On branching process with rare neutral mutation

TL;DR

This paper investigates the genealogical structure of a Galton-Watson process with neutral mutations, extending existing models to include conditioned processes and convergence results under various variance conditions.

Contribution

It extends Bertoin's work by constructing conditioned models and proving convergence of allelic sub-populations under different variance assumptions.

Findings

Constructed non-extinct conditioned models in the critical case.

Proved convergence of allelic sub-populations to a CSBP with immigration.

Established limit theorems for processes with infinite variance in the domain of attraction of stable laws.

Abstract

In this paper we study the genealogical structure of a Galton-Watson process with neutral mutations, where the initial population is large and mutation rate is small \cite{B2}. Namely, we extend in two directions the results obtained in Bertoin's work.

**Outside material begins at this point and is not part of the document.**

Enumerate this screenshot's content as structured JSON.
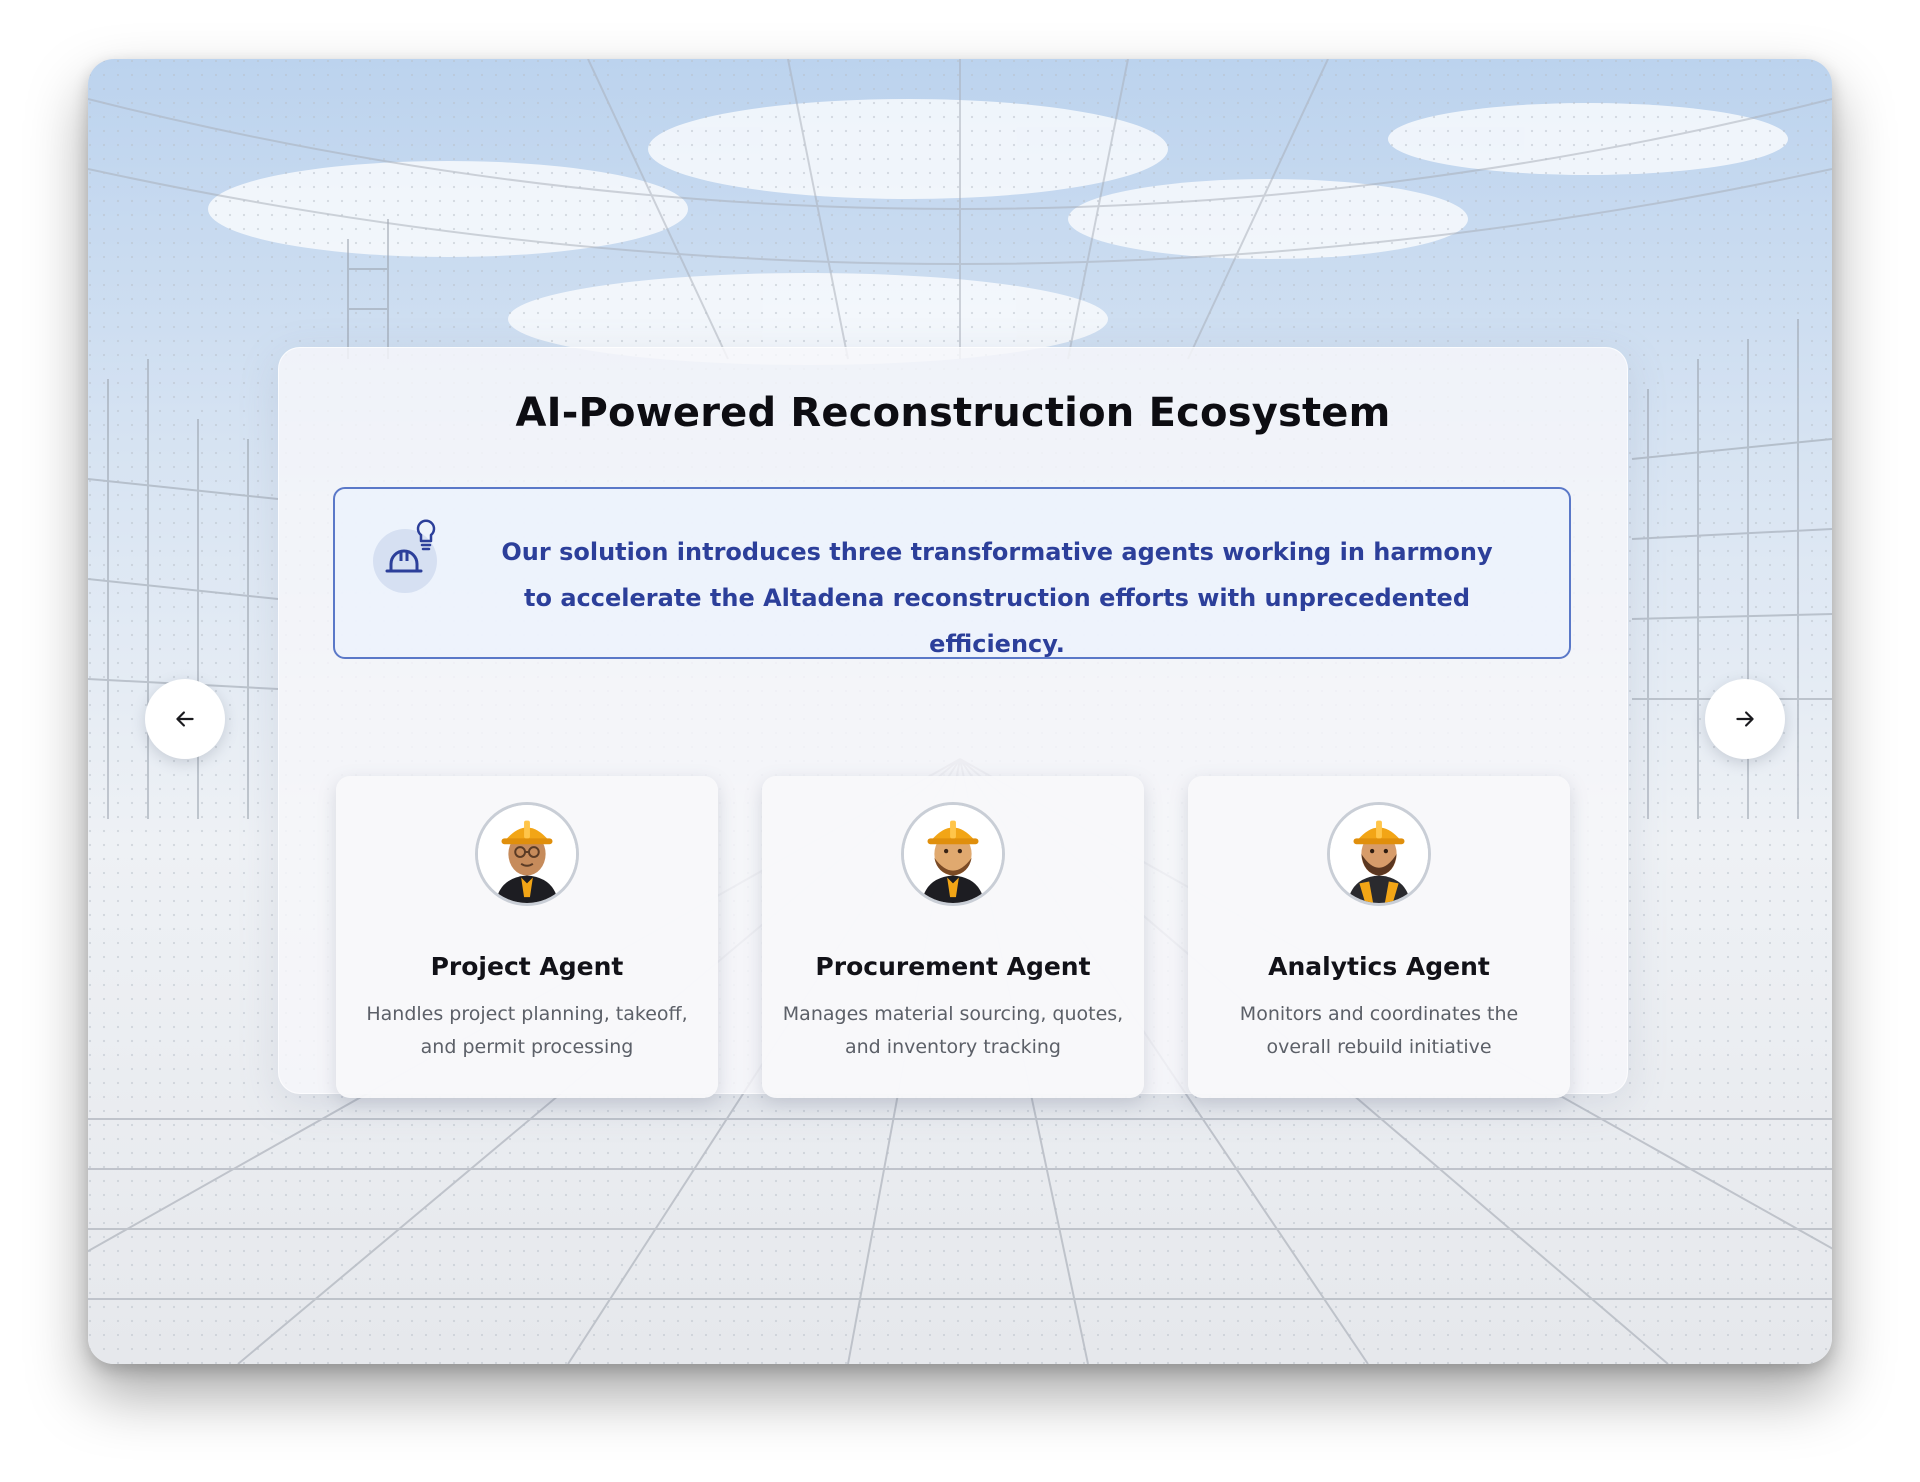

In the critical case, we construct the version of Bertoin's model conditioned not to be extinct, and in the case with finite variance we show convergence after normalization, of allelic sub-populations towards a tree indexed CSBP with immigration. Besides, we establish the version of the limit theorems in \cite{B2}, been for the unconditioned process and for the process conditioned to non-extinction, in the case where the reproduction law has infinite variance and it is in the domain of attraction of an $\alpha$-stable distribution.